En prévision des rassemblements, les paramilitaires des forces de soutien rapide (RSF) ont été déployés sur plusieurs places de Khartoum, à bord de leurs habituelles camionnettes dotées de mitrailleuses. Les autorités bloquent depuis des semaines l’accès à internet, outil stratégique pour mobiliser les manifestants dès le début du mouvement de contestation inédit au Soudan le 19 décembre 2018.

Ce mouvement a été déclenché initialement par le triplement du prix du pain dans un pays pauvre à l’économie exsangue. Les manifestations se sont ensuite transformées en contestation contre le pouvoir du général Béchir, qui dirigeait le pays d’une main de fer depuis près de trois décennies.

Epicentre de la contestation, le sit-in devant le QG de l’armée, commencé le 6 avril, a été brutalement dispersé le 3 juin. Au moins 128 personnes ont péri dans la répression qui a duré plusieurs jours, la grande majorité dans la dispersion du sit-in, selon des médecins proches de la contestation. Les autorités ont fait état de 61 morts.

Les RSF ont été accusées par les manifestants, des ONG et des experts, d’être à l’origine de cette dispersion. Un comité d’investigation mis sur pied par le Conseil militaire a reconnu que des « officiers et des soldats » étaient impliqués dans la dispersion du sit-in, mais le Conseil militaire a assuré avoir donné l’ordre de mener une opération antidrogue dans un secteur voisin, qui a débordé et mal tourné.

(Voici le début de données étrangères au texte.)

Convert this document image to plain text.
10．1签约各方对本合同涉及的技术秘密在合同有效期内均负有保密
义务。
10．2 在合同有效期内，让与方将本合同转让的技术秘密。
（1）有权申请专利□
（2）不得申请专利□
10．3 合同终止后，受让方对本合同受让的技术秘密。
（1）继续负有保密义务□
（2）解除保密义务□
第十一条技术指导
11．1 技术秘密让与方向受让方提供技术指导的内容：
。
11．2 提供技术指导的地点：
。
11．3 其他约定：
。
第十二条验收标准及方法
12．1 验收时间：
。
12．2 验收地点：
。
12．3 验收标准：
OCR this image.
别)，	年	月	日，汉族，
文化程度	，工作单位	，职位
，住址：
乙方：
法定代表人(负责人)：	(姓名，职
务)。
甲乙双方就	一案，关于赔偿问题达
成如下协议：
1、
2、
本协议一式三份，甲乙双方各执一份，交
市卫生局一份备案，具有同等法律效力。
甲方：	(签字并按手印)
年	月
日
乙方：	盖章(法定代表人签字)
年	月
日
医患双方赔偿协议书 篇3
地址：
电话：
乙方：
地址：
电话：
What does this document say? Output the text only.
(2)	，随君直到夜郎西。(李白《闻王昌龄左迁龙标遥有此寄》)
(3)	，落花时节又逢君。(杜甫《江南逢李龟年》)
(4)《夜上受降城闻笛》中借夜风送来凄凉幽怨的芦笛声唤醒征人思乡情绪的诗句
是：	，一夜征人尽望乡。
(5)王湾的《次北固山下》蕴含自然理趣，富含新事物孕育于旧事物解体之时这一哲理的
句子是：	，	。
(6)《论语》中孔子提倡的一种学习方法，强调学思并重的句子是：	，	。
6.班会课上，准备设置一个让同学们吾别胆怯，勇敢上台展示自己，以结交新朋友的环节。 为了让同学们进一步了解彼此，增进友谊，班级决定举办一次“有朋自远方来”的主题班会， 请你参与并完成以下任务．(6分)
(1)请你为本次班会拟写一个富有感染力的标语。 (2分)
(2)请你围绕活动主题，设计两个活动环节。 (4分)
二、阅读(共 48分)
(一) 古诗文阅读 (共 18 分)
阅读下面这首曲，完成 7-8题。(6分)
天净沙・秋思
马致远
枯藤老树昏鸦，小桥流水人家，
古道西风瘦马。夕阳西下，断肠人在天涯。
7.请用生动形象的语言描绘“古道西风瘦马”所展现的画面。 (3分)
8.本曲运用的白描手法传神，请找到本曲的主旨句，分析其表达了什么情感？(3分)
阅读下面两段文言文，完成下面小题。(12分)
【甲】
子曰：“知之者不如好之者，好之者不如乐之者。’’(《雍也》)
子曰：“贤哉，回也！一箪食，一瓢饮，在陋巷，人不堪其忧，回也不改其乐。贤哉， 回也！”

Les militaires appelés à la retenue

Samedi, les généraux ont averti qu’ils feraient porter à l’ALC « l’entière responsabilité » en cas de « perte humaine » ou de tout « acte de vandalisme » pendant les manifestations.

L’Union européenne a appelé les militaires au pouvoir à la retenue. « Il est du devoir du Conseil militaire d’assurer la sécurité de tous et de s’abstenir de tout recours à la violence contre les manifestants ». Pour Amnesty International, « le Conseil militaire ne doit pas laisser le pays glisser vers plus de répression. Le monde observe ». La mobilisation de dimanche « sera une tentative du peuple de montrer que c’est lui qui a le dernier mot », estime Khaled Al-Tijani, rédacteur en chef du journal Elaff.

Dernièrement, les protestataires s’étaient contentés de petits rassemblements à Khartoum, parfois dispersés par les forces de sécurité. Malgré le bras de fer, les chefs de la contestation et le Conseil militaire se disent ouverts à une reprise des négociations, à travers une médiation de l’Ethiopie et de l’Union africaine, pour dessiner les grandes lignes de la transition à venir.